接着利用这个字符串对输入的字符串进行循环异或，就是把这个串循环复制自己，一个接一个，然后跟输入串长度一样，进行异或

![](https://2646860265-files.gitbook.io/~/files/v0/b/gitbook-x-prod.appspot.com/o/spaces%2FJh2iv6UDGq4O16NDjFK8%2Fuploads%2Fgit-blob-54c46efa8b1aa006ac039099483e64e9a9d3976d%2F706389D1E6382F6CD566664EC5D635D4.png?alt=media)

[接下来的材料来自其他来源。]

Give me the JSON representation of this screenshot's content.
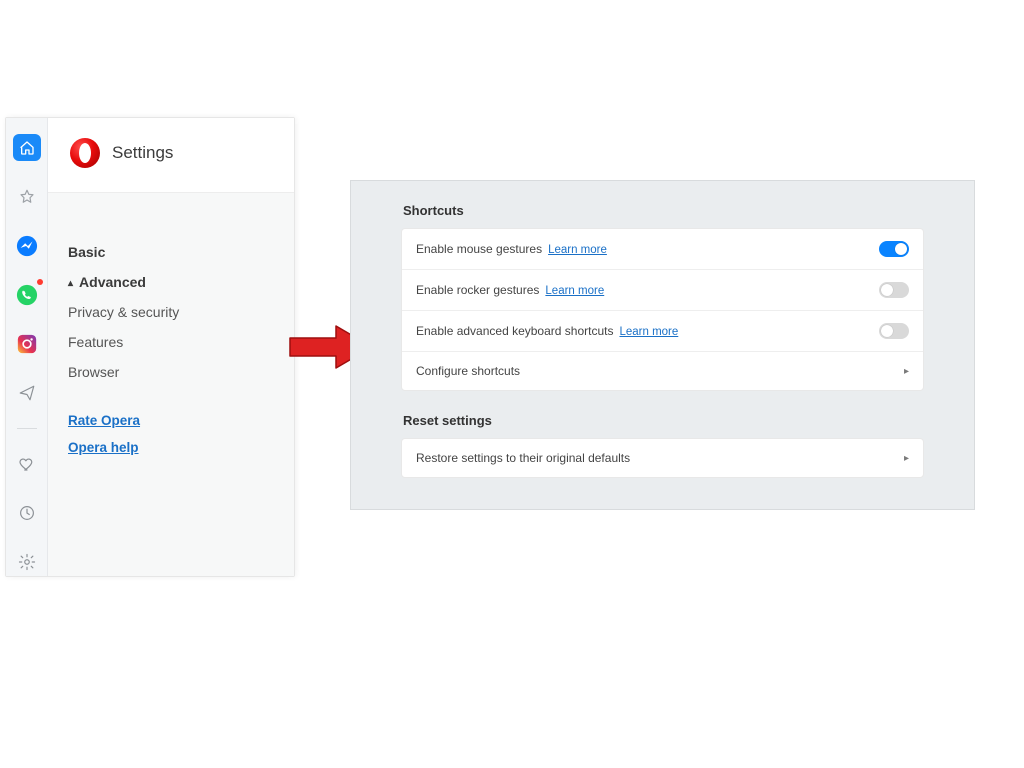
{
  "header": {
    "title": "Settings"
  },
  "rail_icons": {
    "home": "home-icon",
    "star": "star-icon",
    "messenger": "messenger-icon",
    "whatsapp": "whatsapp-icon",
    "instagram": "instagram-icon",
    "send": "send-icon",
    "heart": "heart-icon",
    "clock": "clock-icon",
    "gear": "gear-icon"
  },
  "nav": {
    "basic": "Basic",
    "advanced": "Advanced",
    "privacy": "Privacy & security",
    "features": "Features",
    "browser": "Browser",
    "rate": "Rate Opera",
    "help": "Opera help"
  },
  "shortcuts": {
    "heading": "Shortcuts",
    "rows": [
      {
        "label": "Enable mouse gestures",
        "link": "Learn more",
        "enabled": true
      },
      {
        "label": "Enable rocker gestures",
        "link": "Learn more",
        "enabled": false
      },
      {
        "label": "Enable advanced keyboard shortcuts",
        "link": "Learn more",
        "enabled": false
      }
    ],
    "configure": "Configure shortcuts"
  },
  "reset": {
    "heading": "Reset settings",
    "restore": "Restore settings to their original defaults"
  },
  "colors": {
    "toggle_on": "#0a84ff",
    "arrow": "#de2222"
  }
}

异或后存在新malloc出来的空间，首地址指针`pvInput_new`

然后是一个key，这里有的同学如果没有经验的话可能会看不出来这是RC4加密的key

我看出这里是RC4加密的思路可以分享一下：

首先是这个key，如果你那里是三个很奇怪的数字，可以右键然后看`R`，就会和我这里一样的显示了

![](https://2646860265-files.gitbook.io/~/files/v0/b/gitbook-x-prod.appspot.com/o/spaces%2FJh2iv6UDGq4O16NDjFK8%2Fuploads%2Fgit-blob-375666c271780983fd9a68ce0801bdf224ea2990%2F96A80408B7EBF211ECE2F5E56457FA95.png?alt=media)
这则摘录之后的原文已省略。